Robust and interpretable machine learning models for cancer outcome prediction
Recently, high-throughput profiling techniques such as microarray and next generation sequencing have revolutionized biological science and enabled cancer research at an unprecedented scale. Abundance of gene expression profiling of tumor tissues of different cancer types have advanced new research frontiers of preventive, personalized and precision healthcare. The research field of personalized and precision cancer outcome prediction is very crucial for early diagnosis of cancer and reduce deaths in cancer patients. In this dissertation, we address three key problems in cancer outcome prediction: (1) to identify the utility of network-based features, (2) to improve the interpretability of machine learning models in cancer prediction to detect bias/undesirable behavior, and (3) to develop personalized models for cancer patients to tackle the heterogeneity nature of cancer.
First, we compared both network features and edge features against gene-based features.
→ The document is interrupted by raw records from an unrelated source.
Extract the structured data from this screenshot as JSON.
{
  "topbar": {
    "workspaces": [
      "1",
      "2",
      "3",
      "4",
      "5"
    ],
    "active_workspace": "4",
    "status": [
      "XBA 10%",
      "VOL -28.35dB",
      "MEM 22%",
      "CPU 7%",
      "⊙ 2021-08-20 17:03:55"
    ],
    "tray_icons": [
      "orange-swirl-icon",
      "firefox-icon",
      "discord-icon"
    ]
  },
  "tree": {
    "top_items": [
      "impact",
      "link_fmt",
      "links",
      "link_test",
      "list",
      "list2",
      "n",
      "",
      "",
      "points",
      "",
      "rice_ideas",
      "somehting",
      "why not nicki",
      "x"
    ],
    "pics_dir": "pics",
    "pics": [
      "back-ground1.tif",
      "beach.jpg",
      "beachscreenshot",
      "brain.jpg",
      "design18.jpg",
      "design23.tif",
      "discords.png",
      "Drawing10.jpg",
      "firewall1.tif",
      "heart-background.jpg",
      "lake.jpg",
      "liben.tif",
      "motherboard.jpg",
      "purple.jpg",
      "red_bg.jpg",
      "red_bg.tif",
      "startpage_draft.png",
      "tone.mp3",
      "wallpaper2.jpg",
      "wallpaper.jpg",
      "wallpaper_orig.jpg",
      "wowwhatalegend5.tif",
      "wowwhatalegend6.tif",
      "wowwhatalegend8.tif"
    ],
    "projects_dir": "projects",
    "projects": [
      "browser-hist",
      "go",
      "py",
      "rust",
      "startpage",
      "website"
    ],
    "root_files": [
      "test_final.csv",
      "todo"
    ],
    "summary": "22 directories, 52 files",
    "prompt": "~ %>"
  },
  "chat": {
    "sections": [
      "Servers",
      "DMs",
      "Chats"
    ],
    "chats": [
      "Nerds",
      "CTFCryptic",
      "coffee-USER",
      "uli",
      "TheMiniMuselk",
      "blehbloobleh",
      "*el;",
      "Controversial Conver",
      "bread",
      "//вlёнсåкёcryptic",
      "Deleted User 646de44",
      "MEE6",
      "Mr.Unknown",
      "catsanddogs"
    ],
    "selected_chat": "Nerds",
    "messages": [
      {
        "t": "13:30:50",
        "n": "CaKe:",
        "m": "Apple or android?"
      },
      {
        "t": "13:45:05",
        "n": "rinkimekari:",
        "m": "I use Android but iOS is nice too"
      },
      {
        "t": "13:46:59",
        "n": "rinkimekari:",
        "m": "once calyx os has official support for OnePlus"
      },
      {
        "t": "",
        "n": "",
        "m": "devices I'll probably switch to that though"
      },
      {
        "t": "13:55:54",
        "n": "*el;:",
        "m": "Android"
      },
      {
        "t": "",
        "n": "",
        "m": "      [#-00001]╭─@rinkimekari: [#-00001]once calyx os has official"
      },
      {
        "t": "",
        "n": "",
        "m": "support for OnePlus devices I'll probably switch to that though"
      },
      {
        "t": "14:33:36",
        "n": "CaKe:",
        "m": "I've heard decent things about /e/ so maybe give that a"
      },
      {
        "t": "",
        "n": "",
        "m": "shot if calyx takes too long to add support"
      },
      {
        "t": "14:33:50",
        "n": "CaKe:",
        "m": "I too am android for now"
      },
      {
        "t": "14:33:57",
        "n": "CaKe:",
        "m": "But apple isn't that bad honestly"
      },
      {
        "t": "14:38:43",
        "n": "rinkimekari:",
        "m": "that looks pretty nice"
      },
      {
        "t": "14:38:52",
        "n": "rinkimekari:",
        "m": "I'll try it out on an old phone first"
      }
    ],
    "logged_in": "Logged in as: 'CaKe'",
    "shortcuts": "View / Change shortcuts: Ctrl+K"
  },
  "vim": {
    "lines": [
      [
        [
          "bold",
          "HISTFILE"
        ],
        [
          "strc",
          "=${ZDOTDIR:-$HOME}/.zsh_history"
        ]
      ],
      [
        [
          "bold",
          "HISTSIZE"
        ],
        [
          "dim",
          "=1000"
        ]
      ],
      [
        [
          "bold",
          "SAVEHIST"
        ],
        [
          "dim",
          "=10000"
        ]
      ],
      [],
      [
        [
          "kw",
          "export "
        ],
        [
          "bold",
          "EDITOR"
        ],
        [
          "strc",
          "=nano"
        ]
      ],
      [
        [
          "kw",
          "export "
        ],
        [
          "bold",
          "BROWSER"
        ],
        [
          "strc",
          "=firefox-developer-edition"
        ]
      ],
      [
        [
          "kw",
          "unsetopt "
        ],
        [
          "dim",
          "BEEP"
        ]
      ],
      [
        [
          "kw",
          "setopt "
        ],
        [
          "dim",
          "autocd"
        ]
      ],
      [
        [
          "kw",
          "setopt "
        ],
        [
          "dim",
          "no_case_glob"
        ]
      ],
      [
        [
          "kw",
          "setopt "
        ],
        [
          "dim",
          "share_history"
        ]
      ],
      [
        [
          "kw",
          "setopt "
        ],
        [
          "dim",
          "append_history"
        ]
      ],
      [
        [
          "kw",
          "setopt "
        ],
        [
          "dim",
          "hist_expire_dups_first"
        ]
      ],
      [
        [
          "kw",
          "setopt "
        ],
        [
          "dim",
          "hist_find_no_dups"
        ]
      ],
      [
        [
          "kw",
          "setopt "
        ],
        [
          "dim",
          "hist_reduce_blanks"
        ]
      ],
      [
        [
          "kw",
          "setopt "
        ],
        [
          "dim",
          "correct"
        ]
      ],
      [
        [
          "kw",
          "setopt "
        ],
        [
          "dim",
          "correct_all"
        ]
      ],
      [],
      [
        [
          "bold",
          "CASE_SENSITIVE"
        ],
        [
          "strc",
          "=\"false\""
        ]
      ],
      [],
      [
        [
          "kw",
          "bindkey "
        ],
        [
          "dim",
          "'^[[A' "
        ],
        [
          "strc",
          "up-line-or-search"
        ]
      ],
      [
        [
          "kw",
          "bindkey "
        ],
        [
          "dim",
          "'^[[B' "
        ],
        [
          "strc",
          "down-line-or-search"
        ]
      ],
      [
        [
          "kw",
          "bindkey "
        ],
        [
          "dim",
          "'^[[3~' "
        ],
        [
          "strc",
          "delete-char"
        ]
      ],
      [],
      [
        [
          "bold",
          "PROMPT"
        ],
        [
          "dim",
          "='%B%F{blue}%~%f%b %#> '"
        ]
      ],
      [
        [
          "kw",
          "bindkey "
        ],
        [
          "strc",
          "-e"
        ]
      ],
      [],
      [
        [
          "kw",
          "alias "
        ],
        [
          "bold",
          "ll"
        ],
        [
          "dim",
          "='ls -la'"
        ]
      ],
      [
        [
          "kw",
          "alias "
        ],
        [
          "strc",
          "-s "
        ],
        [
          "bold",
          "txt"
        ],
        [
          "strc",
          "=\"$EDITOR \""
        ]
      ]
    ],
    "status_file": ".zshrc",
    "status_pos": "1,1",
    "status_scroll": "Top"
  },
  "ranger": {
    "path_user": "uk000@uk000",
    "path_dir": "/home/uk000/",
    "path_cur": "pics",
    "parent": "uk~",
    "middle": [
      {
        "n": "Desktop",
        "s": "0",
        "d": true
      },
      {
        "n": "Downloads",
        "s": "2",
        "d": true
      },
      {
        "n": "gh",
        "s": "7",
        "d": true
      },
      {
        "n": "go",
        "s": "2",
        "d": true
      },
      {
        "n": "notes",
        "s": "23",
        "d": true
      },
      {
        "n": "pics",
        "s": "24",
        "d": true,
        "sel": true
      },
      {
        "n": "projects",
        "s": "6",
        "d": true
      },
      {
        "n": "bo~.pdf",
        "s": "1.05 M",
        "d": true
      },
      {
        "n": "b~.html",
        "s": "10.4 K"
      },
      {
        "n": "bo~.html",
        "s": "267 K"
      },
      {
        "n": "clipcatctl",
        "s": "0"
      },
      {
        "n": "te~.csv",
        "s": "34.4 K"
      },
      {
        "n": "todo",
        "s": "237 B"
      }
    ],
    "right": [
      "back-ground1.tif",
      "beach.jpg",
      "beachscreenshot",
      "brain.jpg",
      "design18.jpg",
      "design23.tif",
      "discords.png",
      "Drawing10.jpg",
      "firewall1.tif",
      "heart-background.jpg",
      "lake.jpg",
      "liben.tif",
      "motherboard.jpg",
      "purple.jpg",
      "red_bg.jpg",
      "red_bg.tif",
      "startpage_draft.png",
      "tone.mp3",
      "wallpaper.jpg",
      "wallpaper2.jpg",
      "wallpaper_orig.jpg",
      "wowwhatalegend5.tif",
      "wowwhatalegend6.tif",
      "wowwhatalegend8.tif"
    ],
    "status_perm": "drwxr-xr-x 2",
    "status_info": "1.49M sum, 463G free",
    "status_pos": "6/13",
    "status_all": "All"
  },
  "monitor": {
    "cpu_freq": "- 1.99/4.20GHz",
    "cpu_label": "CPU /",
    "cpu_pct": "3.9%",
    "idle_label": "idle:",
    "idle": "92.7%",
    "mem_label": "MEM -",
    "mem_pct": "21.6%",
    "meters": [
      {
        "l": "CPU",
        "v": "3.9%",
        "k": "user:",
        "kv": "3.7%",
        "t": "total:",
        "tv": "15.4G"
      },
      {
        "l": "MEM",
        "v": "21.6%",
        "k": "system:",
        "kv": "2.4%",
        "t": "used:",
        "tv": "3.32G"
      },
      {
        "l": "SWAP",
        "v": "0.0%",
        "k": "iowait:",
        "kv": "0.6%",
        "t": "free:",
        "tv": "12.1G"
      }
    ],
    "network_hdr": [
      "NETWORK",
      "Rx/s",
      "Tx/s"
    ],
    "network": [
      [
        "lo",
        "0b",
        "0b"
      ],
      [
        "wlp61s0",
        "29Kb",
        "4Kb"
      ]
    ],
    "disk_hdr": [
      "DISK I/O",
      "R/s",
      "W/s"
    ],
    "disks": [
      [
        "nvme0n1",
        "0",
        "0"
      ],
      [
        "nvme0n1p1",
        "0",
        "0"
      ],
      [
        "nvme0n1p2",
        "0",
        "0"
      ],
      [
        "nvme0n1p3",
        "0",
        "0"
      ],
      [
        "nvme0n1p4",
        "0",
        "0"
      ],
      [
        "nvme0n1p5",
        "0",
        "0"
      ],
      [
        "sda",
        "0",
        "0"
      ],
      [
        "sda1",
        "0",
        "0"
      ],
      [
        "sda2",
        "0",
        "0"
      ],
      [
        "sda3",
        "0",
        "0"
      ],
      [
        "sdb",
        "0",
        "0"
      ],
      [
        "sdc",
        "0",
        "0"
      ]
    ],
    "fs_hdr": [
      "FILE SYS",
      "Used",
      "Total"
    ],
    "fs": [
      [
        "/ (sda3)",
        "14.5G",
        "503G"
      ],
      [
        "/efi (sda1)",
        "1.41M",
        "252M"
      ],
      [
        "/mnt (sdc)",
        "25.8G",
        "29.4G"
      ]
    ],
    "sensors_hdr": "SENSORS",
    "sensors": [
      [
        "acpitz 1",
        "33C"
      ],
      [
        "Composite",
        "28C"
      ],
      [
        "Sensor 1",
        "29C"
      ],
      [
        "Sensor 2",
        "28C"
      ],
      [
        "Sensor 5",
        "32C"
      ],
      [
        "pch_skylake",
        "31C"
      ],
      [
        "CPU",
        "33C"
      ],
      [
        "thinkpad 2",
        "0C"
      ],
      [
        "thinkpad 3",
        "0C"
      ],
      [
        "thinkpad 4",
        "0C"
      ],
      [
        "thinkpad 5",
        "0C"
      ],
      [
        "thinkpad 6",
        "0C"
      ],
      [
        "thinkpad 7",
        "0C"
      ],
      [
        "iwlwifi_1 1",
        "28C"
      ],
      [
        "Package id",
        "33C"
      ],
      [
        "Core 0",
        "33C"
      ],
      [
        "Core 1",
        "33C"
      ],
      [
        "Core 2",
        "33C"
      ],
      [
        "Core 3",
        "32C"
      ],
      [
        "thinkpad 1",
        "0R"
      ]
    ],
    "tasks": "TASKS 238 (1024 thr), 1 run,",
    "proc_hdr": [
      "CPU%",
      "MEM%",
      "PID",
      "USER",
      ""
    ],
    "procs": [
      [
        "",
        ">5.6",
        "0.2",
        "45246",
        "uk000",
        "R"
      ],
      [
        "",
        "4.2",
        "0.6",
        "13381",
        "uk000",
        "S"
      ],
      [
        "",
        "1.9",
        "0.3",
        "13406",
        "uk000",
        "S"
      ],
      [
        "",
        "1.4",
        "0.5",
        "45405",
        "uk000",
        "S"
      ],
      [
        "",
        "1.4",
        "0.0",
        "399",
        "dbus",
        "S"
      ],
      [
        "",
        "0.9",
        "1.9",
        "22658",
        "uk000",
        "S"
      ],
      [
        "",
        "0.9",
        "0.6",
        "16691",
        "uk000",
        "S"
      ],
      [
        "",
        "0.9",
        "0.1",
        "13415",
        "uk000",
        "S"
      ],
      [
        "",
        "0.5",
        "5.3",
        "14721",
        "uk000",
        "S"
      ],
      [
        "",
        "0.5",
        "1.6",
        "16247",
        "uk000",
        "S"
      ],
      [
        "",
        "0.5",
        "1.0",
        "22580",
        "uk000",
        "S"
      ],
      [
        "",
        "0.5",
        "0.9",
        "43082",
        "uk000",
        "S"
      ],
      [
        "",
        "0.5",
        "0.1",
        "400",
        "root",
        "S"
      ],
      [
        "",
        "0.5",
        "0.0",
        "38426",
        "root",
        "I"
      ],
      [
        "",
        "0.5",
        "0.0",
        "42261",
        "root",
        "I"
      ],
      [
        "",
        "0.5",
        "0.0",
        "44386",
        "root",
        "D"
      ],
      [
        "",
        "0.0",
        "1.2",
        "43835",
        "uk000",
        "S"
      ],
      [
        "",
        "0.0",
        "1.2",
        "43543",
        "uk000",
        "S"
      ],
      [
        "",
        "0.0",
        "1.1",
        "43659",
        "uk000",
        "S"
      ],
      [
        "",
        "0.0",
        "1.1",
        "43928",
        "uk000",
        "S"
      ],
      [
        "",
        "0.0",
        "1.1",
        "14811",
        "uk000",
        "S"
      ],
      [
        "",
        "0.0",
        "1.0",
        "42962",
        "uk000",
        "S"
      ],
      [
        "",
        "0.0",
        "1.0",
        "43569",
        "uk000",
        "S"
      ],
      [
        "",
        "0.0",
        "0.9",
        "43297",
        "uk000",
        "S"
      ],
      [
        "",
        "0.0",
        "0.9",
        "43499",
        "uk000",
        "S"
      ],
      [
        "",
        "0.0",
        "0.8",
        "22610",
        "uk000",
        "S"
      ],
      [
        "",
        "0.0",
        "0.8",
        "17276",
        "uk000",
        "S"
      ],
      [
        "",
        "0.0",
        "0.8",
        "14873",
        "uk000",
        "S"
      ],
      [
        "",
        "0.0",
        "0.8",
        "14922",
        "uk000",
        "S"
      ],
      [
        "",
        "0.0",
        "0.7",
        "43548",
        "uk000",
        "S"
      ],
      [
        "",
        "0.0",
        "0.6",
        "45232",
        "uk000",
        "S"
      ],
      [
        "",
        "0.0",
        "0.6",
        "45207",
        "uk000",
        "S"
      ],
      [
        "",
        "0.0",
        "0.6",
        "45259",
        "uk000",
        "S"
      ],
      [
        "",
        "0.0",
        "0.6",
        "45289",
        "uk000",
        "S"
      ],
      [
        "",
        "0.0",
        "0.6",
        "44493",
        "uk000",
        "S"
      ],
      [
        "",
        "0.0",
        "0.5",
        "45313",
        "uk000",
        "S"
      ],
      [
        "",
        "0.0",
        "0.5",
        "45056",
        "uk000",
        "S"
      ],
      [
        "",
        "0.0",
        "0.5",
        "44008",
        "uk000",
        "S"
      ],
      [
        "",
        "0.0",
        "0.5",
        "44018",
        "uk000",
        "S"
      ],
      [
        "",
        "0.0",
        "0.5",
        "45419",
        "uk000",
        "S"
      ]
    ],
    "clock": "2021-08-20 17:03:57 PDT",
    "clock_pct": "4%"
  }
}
Indeed, our results show that both the network and edge features resulted in better prediction accuracy and more robust biomarkers. Second, we propose interpretable models trained on a small number of gene clusters which obtained similar prediction accuracy compared to the gene expression of the whole genome. We also propose a post-hoc interpretation method for model interpretation and a metric named Inter-Classifier Stability (ICS) to evaluate model interpretation methods. Our results indicate that our proposed method has better inter-classifier stability compared to the state-of-the-art interpretation methods. Third, we propose a method to construct personalized models for each individual patient by utilizing the patients that are most similar or most dissimilar with the patient being tested. Results show that this approach improves the prediction accuracy compared to the models trained on the whole training dataset. In addition, personalized models obtained better prediction accuracy than the models trained on separate subtypes. Overall, this dissertation proposes several novel methods that can not only improve the prediction of cancer outcomes but also enhance the mechanistic understanding of cancer development and progression.